Invisible Girlfriend allows you to create a fake girlfriend, ostensibly so you can fool those around you into believing you have a significant other, at least for as long as they will believe this without, you know, actually meeting her in real life. (Which, in these times, can be a pretty long time. ‘Cause technology.)
But this type of app service doesn’t come for free. (Just like a for-real girlfriend, amirite guys?!) You can choose from three different plans: “Just Talking,” “Getting Serious,” and “Almost Engaged,” for $9.99, $29.99, and $49.99 per month, respectively. No word yet on how you’re supposed to fake an engagement, wedding and subsequent marriage—with children and stuff—but I suppose you have to cross that bridge (trolls and all) when you get to it.
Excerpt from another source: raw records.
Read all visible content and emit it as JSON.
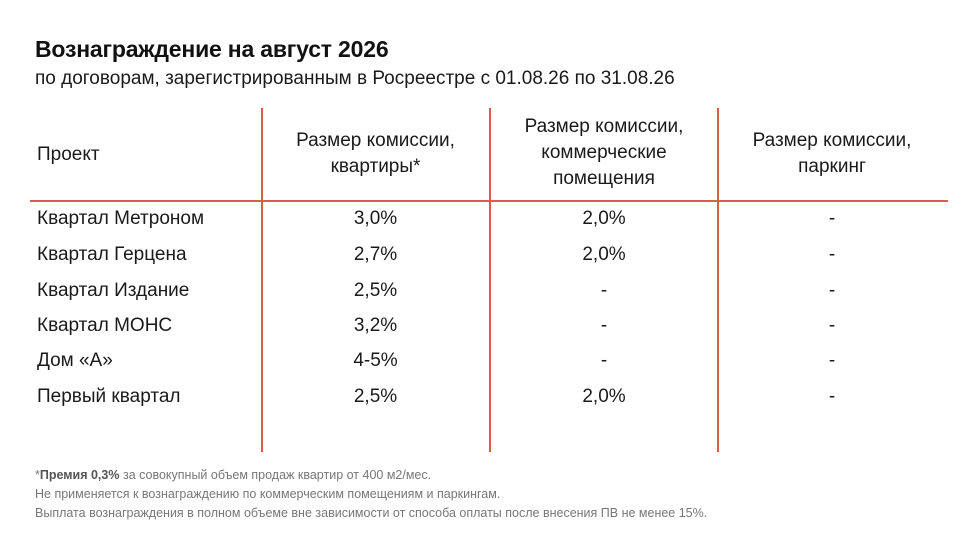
{
  "title": "Вознаграждение на август 2026",
  "subtitle": "по договорам, зарегистрированным в Росреестре с 01.08.26 по 31.08.26",
  "table": {
    "headers": [
      "Проект",
      "Размер комиссии,\nквартиры*",
      "Размер комиссии,\nкоммерческие\nпомещения",
      "Размер комиссии,\nпаркинг"
    ],
    "rows": [
      {
        "project": "Квартал Метроном",
        "apartments": "3,0%",
        "commercial": "2,0%",
        "parking": "-"
      },
      {
        "project": "Квартал Герцена",
        "apartments": "2,7%",
        "commercial": "2,0%",
        "parking": "-"
      },
      {
        "project": "Квартал Издание",
        "apartments": "2,5%",
        "commercial": "-",
        "parking": "-"
      },
      {
        "project": "Квартал МОНС",
        "apartments": "3,2%",
        "commercial": "-",
        "parking": "-"
      },
      {
        "project": "Дом «А»",
        "apartments": "4-5%",
        "commercial": "-",
        "parking": "-"
      },
      {
        "project": "Первый квартал",
        "apartments": "2,5%",
        "commercial": "2,0%",
        "parking": "-"
      }
    ]
  },
  "footnotes": {
    "line1_prefix": "*",
    "line1_bold": "Премия 0,3%",
    "line1_rest": " за совокупный объем продаж квартир от 400 м2/мес.",
    "line2": "Не применяется к вознаграждению по коммерческим помещениям и паркингам.",
    "line3": "Выплата вознаграждения в полном объеме вне зависимости от способа оплаты после внесения ПВ не менее 15%."
  },
  "colors": {
    "accent_line": "#e05a4a",
    "text": "#1a1a1a",
    "footnote": "#777777"
  }
}
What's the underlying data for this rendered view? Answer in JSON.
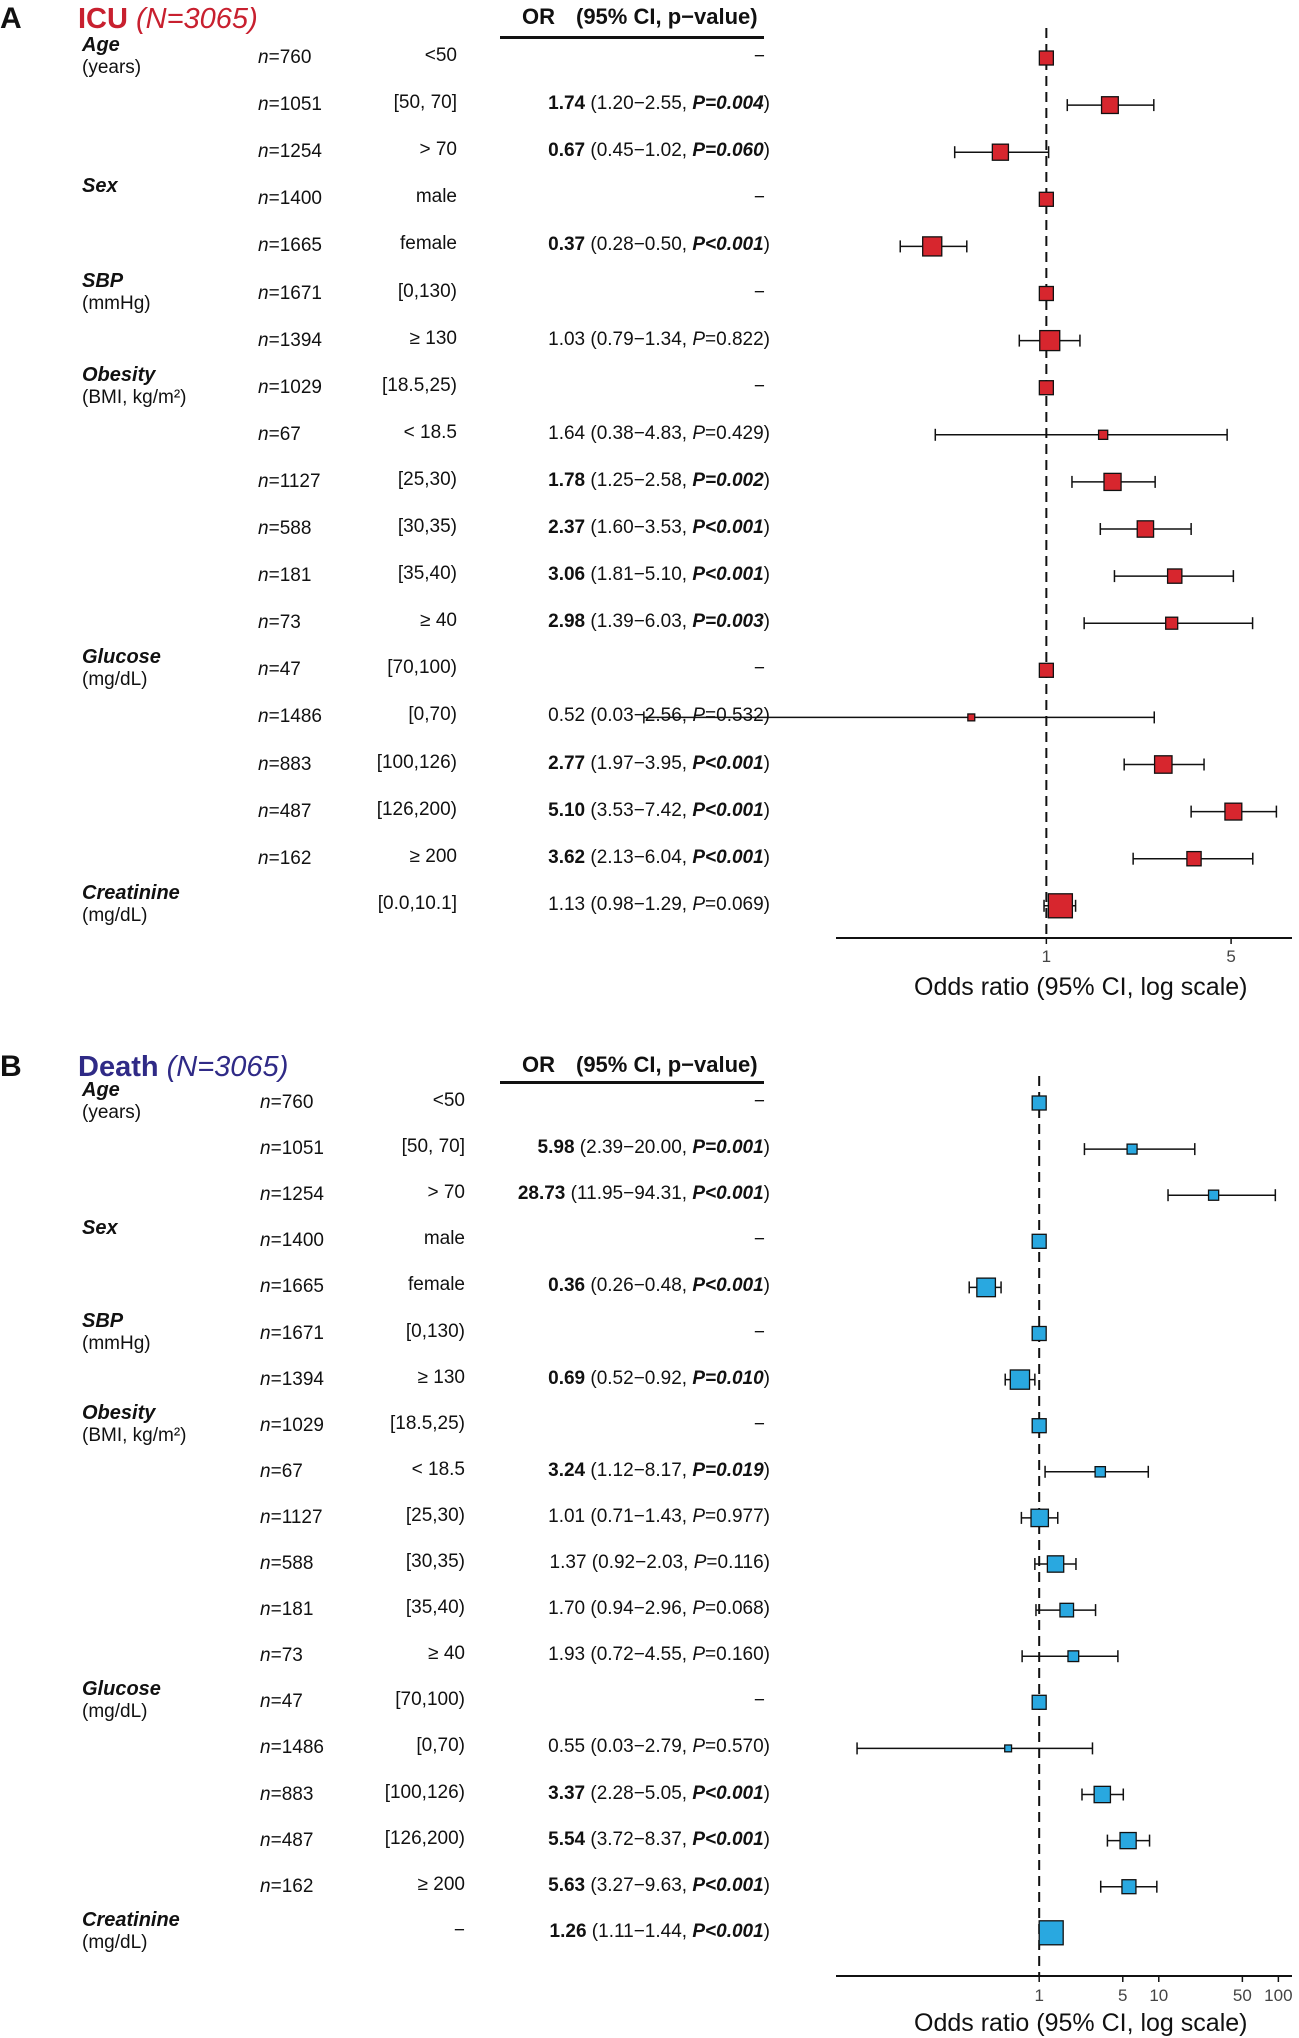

Maybe you’d have to get a real live prostitute to don a diamond ring so you could Instagram a photo of her left hand with the caption: “SHE SAID YES!!!!!” and then take it from there.
If you fork over the dough for the priciest package, you can get texts from a robot (which I’m sure are borderline Shakespearean and not at all easy to identify as fake), prompt emergency interactions with your pseudo-lover, enter a relationship on Facebook, request for notes to be sent to your work or home, and even have real live phone calls.
The app is pre-launch right now, of course, but because the waiting is the hardest part you can hit the website to sign up for more information as it is released. Hopefully by launch many of the obvious questions will be answered, like who will be talking to you on the phone and writing notes that they send to your goddamn home address.
According to the Riverfront Times’ interview with app creator Matt Homann, the app isn’t made to build a girlfriend that people can actually believe in, but is more geared toward giving clients “a better story to tell, even if the story isn’t true.”
So if you’re planning on using this app, be prepared to field questions about the verisimilitude of your relationship. You may want to use some emergency interactions for rehearsal purposes.
Or just find a friend of the opposite sex who is willing to help you out for a while, fake relationship style.* Who knows? The two of you might actually really fall in love, eventually.**
*One year, around my birthday, I changed my Facebook relationship status to “engaged” to a friend of mine who agreed to get in on the ruse. Hilarity ensued. So I can tell you from firsthand experience that something like this app could be entertaining, but there are ways to execute the same type of thing in a better and less expensive way.